Other than maintaining a count of input and output records and maintaining file or memory pointers for any reference files, there is no state within the code block. This allows for processing of undefinably large volumes of input, restricted only by the memory requirements for holding one single record at a time.

Code within the loop block is generally fault tollerant. For example, function references to field names that are non-existant in the input result in the calling function failing gracefully (This allows for the successful processing of files that have different fields - where not all of the fields in one are present in the other).

Loop functions tend to fall into one of three categories:

Sample code can be found in the ./example_code directory, together with sample data in ./input and results in ./output. This may aid with the learning process.

A brief description of the utilities/files produced by the included Makefile can be found in ./docs/Manifest.md. See INITIAL INSTALL section below.


FURTHER READING


INSTALL

  1. cd into your $HOME directory

  2. Clone the repository using git clone https://github.com/wicked-rainman/DAPL.git. This should create a directory named “DAPL”.

  3. cd into $HOME/DAPL/src

  4. As root, run ./Configure to make sure system dependancies are present. GCC and Graphviz are critical for DAPL. Openssl-dev is needed for the sslcat and abuseipdb standalone utilities, detox, dos2unix and the perl script msgconvert are needed for any E-mail processing.

  5. exit root and as a user run make. You shouldn’t see any errors, but you will see a few warning messages about unused variables (These variables have been intentional left for any future debugging purposes and do no harm).

  6. DAPL can be run as a client or as a server. For the client install, runsudo make Client or for the server (if you are happy with what actions it is going to perform),sudo make Server. If you plan to have a complete client and server install, repeat step 5 again before running the next make Server or make Client.

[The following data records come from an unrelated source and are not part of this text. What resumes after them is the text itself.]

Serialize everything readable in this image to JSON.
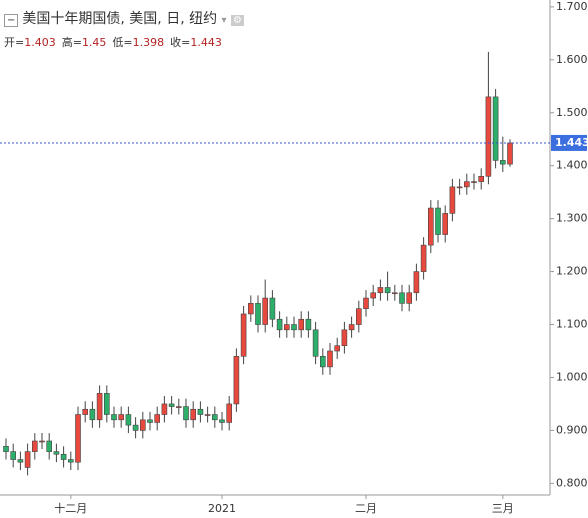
{
  "chart_data": {
    "type": "candlestick",
    "title": "美国十年期国债, 美国, 日, 纽约",
    "summary": [
      {
        "label": "开=",
        "value": 1.403
      },
      {
        "label": "高=",
        "value": 1.45
      },
      {
        "label": "低=",
        "value": 1.398
      },
      {
        "label": "收=",
        "value": 1.443
      }
    ],
    "categories": [
      null,
      null,
      null,
      null,
      null,
      null,
      null,
      null,
      null,
      "十二月",
      null,
      null,
      null,
      null,
      null,
      null,
      null,
      null,
      null,
      null,
      null,
      null,
      null,
      null,
      null,
      null,
      null,
      null,
      null,
      null,
      "2021",
      null,
      null,
      null,
      null,
      null,
      null,
      null,
      null,
      null,
      null,
      null,
      null,
      null,
      null,
      null,
      null,
      null,
      null,
      null,
      "二月",
      null,
      null,
      null,
      null,
      null,
      null,
      null,
      null,
      null,
      null,
      null,
      null,
      null,
      null,
      null,
      null,
      null,
      null,
      "三月",
      null
    ],
    "open": [
      0.87,
      0.86,
      0.845,
      0.83,
      0.86,
      0.88,
      0.88,
      0.86,
      0.855,
      0.845,
      0.84,
      0.93,
      0.94,
      0.92,
      0.97,
      0.93,
      0.92,
      0.93,
      0.91,
      0.9,
      0.92,
      0.915,
      0.93,
      0.95,
      0.945,
      0.945,
      0.92,
      0.94,
      0.93,
      0.93,
      0.92,
      0.915,
      0.95,
      1.04,
      1.12,
      1.14,
      1.1,
      1.15,
      1.11,
      1.09,
      1.1,
      1.09,
      1.11,
      1.09,
      1.04,
      1.02,
      1.05,
      1.06,
      1.09,
      1.1,
      1.13,
      1.15,
      1.16,
      1.17,
      1.16,
      1.16,
      1.14,
      1.16,
      1.2,
      1.25,
      1.32,
      1.27,
      1.31,
      1.36,
      1.36,
      1.37,
      1.37,
      1.38,
      1.53,
      1.41,
      1.403
    ],
    "high": [
      0.885,
      0.875,
      0.86,
      0.875,
      0.895,
      0.895,
      0.895,
      0.875,
      0.87,
      0.86,
      0.945,
      0.955,
      0.955,
      0.985,
      0.985,
      0.945,
      0.945,
      0.945,
      0.925,
      0.935,
      0.935,
      0.945,
      0.965,
      0.965,
      0.96,
      0.96,
      0.955,
      0.955,
      0.945,
      0.945,
      0.935,
      0.965,
      1.055,
      1.135,
      1.155,
      1.155,
      1.185,
      1.165,
      1.125,
      1.115,
      1.115,
      1.125,
      1.125,
      1.105,
      1.055,
      1.065,
      1.075,
      1.105,
      1.115,
      1.145,
      1.165,
      1.175,
      1.185,
      1.2,
      1.175,
      1.175,
      1.175,
      1.215,
      1.265,
      1.335,
      1.335,
      1.325,
      1.375,
      1.375,
      1.385,
      1.385,
      1.395,
      1.615,
      1.545,
      1.455,
      1.45
    ],
    "low": [
      0.845,
      0.83,
      0.825,
      0.815,
      0.845,
      0.865,
      0.845,
      0.84,
      0.83,
      0.825,
      0.825,
      0.915,
      0.905,
      0.905,
      0.915,
      0.905,
      0.905,
      0.895,
      0.885,
      0.885,
      0.9,
      0.9,
      0.915,
      0.93,
      0.93,
      0.905,
      0.905,
      0.915,
      0.915,
      0.905,
      0.9,
      0.9,
      0.935,
      1.025,
      1.105,
      1.085,
      1.085,
      1.095,
      1.075,
      1.075,
      1.075,
      1.075,
      1.075,
      1.025,
      1.005,
      1.005,
      1.035,
      1.045,
      1.075,
      1.085,
      1.115,
      1.135,
      1.145,
      1.145,
      1.145,
      1.125,
      1.125,
      1.145,
      1.185,
      1.235,
      1.255,
      1.255,
      1.295,
      1.345,
      1.345,
      1.355,
      1.355,
      1.365,
      1.395,
      1.388,
      1.398
    ],
    "close": [
      0.86,
      0.845,
      0.84,
      0.86,
      0.88,
      0.88,
      0.86,
      0.855,
      0.845,
      0.84,
      0.93,
      0.94,
      0.92,
      0.97,
      0.93,
      0.92,
      0.93,
      0.91,
      0.9,
      0.92,
      0.915,
      0.93,
      0.95,
      0.945,
      0.945,
      0.92,
      0.94,
      0.93,
      0.93,
      0.92,
      0.915,
      0.95,
      1.04,
      1.12,
      1.14,
      1.1,
      1.15,
      1.11,
      1.09,
      1.1,
      1.09,
      1.11,
      1.09,
      1.04,
      1.02,
      1.05,
      1.06,
      1.09,
      1.1,
      1.13,
      1.15,
      1.16,
      1.17,
      1.16,
      1.16,
      1.14,
      1.16,
      1.2,
      1.25,
      1.32,
      1.27,
      1.31,
      1.36,
      1.36,
      1.37,
      1.37,
      1.38,
      1.53,
      1.41,
      1.403,
      1.443
    ],
    "up_color": "#e8493f",
    "down_color": "#2eae6b",
    "ylim": [
      0.778,
      1.713
    ],
    "yticks": [
      {
        "value": 0.8,
        "label": "0.800"
      },
      {
        "value": 0.9,
        "label": "0.900"
      },
      {
        "value": 1.0,
        "label": "1.000"
      },
      {
        "value": 1.1,
        "label": "1.100"
      },
      {
        "value": 1.2,
        "label": "1.200"
      },
      {
        "value": 1.3,
        "label": "1.300"
      },
      {
        "value": 1.4,
        "label": "1.400"
      },
      {
        "value": 1.5,
        "label": "1.500"
      },
      {
        "value": 1.6,
        "label": "1.600"
      },
      {
        "value": 1.7,
        "label": "1.700"
      }
    ]
  }
}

  7. After a server install, use systemctl to start and enable gasnd.service, gdnsd.service, grdnsd.service, ghistory.service and gcountryd.service as required. Ensure that the TCP ports specified in the bash scripts gasnd, gdnsd, grdnsd, gcountryd and ghistoryd (/usr/local/sbin) are allowed through any firewall. (Note that some of these scripts also have BASH variables that point to data reference files - they will almost certainly have to be modified to suit your filesystem).

  8. In a client install, Edit $HOME/.bashrc, and add these BASH variables:

     WHITE_FILE=$HOME/DAPL/Reference/whitelist.csv; export WHITE_FILE
     ASN_FILE=$HOME/DAPL/Reference/asn.csv; export ASN_FILE
     COUNTRY_FILE=$HOME/DAPL/Reference/country.csv; export COUNTRY_FILE
     GDNS_PORT=32481; export GDNS_PORT
     GASN_PORT=32482; export GASN_PORT
     GCOUNTRY_PORT=32483; export GCOUNTRY_PORT
     GRDNS_PORT=32484; export GRDNS_PORT
     GHISTORY_PORT=32485; export GHISTORY_PORT
     GSERVER=127.0.0.1; export GSERVER
    

The ASN_FILE, COUNTRY_FILE and WHITE_FILE files are used within DAPL (functions add_asn(), add_country() and whitelist() ) for local resolution and provide non-server related answers.

DAPL functions socketadd_asn() socketadd_country() and socketadd_history() will resolve answers through the related server ports. DAPL functions socketadd_dns() and socketadd_rdns() have not been written yet, (see open issues) although Standalone utilities gdns grdns reference these other ports.

  1. Create any user programs in $HOME/DAPL/progs. To compile each program, use the command: gcc -Ofast prog.c ../lib/libdapl.a -o progname for files conaining single line “CSV” type records, or gcc -Ofast prog.c ../lib/libeml.a -o progname to utilise the E-mail conversion handler

  2. On a client, any additional reference files you make should reside in $HOME/DAPL/Reference.

  3. On a Server, DNS related files must all be built from scratch using the DNS related scripts in sbin - dns_auth_update() and rdns_update(). Have a look in the ./docs directory for a bit of steerage.